Don Esteban Montenegro era un hombre de relojes sincronizados, trajes impecables y silencios absolutos. Su vida, o lo que quedaba de ella tras la muerte de su esposa, se regía por un orden casi militar. Para él, el control era la única forma de mantener a raya el dolor que le desgarraba el pecho cada vez que miraba a sus tres hijos y notaba la ausencia de la madre. La mansión, enorme y lujosa, se había convertido en un mausoleo de mármol frío donde estaba prohibido correr, prohibido gritar y, tácitamente, prohibido ser feliz.
Aquella tarde de martes, Esteban regresó a casa antes de lo habitual. Había olvidado unos documentos importantes en su despacho. Al bajar del auto, ajustó su corbata y preparó su rostro con esa expresión severa que usaba como escudo. Esperaba encontrar lo de siempre: a Tomás y Lucas encerrados en sus cuartos con la mirada baja, y a Mateo, su hijo menor y paralítico, postrado en su silla de ruedas frente a una ventana, con la mirada perdida y los labios sellados, rechazando la vida bocado a bocado.

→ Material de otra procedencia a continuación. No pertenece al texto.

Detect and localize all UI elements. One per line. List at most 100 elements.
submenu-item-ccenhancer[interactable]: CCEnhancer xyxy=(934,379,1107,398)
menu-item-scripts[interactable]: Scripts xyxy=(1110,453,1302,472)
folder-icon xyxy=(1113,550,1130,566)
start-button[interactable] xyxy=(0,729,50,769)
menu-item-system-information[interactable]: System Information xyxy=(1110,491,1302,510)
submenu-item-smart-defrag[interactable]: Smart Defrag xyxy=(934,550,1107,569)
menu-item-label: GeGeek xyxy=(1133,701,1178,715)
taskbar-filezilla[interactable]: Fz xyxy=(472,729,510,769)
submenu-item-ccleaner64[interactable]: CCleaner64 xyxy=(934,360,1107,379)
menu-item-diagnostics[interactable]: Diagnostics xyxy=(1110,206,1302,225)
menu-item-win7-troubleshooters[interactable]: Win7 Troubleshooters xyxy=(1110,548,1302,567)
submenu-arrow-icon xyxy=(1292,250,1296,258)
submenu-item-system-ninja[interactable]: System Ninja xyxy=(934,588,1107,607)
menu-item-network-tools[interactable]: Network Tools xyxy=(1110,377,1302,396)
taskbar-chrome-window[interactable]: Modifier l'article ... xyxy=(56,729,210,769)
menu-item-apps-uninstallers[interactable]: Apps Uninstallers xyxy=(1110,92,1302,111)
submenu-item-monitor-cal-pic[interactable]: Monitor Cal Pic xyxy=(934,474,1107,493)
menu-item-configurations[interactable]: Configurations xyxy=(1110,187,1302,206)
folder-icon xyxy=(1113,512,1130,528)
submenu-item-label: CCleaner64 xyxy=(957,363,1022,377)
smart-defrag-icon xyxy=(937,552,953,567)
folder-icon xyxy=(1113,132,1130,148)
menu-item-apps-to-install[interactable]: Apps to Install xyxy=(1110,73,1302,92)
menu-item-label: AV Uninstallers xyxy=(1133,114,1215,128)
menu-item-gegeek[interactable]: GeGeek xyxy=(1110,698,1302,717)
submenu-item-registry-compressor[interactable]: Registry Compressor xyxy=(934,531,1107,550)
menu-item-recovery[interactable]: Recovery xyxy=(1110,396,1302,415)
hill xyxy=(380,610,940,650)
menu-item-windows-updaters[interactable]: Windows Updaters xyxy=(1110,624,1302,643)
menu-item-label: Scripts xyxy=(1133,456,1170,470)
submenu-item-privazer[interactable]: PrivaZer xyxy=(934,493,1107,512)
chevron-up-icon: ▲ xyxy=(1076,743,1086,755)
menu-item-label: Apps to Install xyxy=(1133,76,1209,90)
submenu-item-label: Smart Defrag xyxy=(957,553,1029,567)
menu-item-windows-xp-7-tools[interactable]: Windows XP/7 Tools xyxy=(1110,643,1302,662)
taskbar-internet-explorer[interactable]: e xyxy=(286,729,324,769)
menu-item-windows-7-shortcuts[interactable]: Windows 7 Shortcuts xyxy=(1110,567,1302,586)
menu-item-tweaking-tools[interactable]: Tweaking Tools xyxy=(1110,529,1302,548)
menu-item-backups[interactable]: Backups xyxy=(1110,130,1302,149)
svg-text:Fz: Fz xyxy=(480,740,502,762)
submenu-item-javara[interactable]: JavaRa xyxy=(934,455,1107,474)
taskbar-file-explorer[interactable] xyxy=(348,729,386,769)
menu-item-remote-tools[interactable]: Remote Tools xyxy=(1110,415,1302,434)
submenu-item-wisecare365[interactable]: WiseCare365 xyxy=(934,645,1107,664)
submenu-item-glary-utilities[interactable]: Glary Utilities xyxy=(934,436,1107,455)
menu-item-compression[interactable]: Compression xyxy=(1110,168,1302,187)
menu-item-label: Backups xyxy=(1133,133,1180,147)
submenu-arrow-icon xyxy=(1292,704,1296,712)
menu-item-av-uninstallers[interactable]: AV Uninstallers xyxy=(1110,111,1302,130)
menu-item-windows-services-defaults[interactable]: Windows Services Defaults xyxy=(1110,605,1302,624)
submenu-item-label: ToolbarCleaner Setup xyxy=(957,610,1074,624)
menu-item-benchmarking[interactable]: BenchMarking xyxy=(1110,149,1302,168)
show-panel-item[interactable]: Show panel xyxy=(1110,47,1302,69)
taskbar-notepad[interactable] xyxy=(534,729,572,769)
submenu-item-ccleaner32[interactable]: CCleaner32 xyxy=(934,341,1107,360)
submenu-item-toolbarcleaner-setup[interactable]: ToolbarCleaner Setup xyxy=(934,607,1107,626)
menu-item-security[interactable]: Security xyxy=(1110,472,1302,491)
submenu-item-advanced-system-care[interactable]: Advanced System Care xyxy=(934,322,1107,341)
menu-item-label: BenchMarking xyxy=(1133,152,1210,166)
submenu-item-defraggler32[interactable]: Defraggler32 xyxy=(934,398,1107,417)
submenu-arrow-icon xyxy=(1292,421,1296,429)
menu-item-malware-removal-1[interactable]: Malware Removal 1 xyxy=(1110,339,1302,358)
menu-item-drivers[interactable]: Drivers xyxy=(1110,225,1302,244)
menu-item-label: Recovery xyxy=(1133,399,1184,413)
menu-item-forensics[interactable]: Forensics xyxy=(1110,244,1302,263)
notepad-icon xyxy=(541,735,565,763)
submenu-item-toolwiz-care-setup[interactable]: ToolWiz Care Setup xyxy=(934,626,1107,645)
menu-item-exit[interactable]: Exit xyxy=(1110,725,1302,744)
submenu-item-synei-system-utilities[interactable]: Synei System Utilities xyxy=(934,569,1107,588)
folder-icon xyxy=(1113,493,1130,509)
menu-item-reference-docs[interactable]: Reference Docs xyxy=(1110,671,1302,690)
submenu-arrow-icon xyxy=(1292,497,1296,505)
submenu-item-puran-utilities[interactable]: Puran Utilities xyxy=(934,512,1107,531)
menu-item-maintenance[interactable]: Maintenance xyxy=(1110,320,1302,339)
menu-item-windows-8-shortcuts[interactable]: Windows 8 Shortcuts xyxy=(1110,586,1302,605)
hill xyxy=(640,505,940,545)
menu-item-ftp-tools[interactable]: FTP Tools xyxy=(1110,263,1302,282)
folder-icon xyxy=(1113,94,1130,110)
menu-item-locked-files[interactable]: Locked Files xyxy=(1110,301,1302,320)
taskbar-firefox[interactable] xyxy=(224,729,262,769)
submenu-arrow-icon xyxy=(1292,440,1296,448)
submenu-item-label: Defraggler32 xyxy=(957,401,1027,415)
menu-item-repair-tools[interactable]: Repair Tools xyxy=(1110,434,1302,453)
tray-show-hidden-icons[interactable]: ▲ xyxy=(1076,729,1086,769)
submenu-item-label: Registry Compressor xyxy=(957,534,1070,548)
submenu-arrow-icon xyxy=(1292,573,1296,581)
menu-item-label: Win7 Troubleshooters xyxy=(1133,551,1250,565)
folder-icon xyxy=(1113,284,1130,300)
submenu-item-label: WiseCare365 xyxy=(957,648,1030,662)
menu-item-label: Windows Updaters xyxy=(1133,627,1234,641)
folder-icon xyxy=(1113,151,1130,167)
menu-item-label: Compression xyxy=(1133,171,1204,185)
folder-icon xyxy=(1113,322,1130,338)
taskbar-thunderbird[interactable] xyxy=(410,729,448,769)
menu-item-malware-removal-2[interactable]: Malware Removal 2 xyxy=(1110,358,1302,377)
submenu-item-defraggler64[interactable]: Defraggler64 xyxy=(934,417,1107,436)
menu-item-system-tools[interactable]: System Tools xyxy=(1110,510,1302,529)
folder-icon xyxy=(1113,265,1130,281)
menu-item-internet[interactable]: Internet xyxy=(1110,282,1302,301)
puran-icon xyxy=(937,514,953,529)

Sin embargo, al girar la llave en la cerradura, un sonido lo detuvo en seco. No era el silencio sepulcral al que estaba acostumbrado. Era… ¿ruido? No, no era ruido. Era música. Un estruendo desordenado de tambores improvisados, risas agudas y gritos de júbilo.
Esteban frunció el ceño, sintiendo una mezcla de confusión y enojo. Abrió la puerta del comedor de golpe, listo para imponer el orden. Pero la escena que encontró le robó el aliento. La mesa del comedor, usualmente impoluta, era un desastre de migajas y servilletas. Tomás golpeaba una cacerola con una cuchara de madera, Lucas soplaba una flauta de juguete, y en el centro de todo aquel caos estaba Mateo.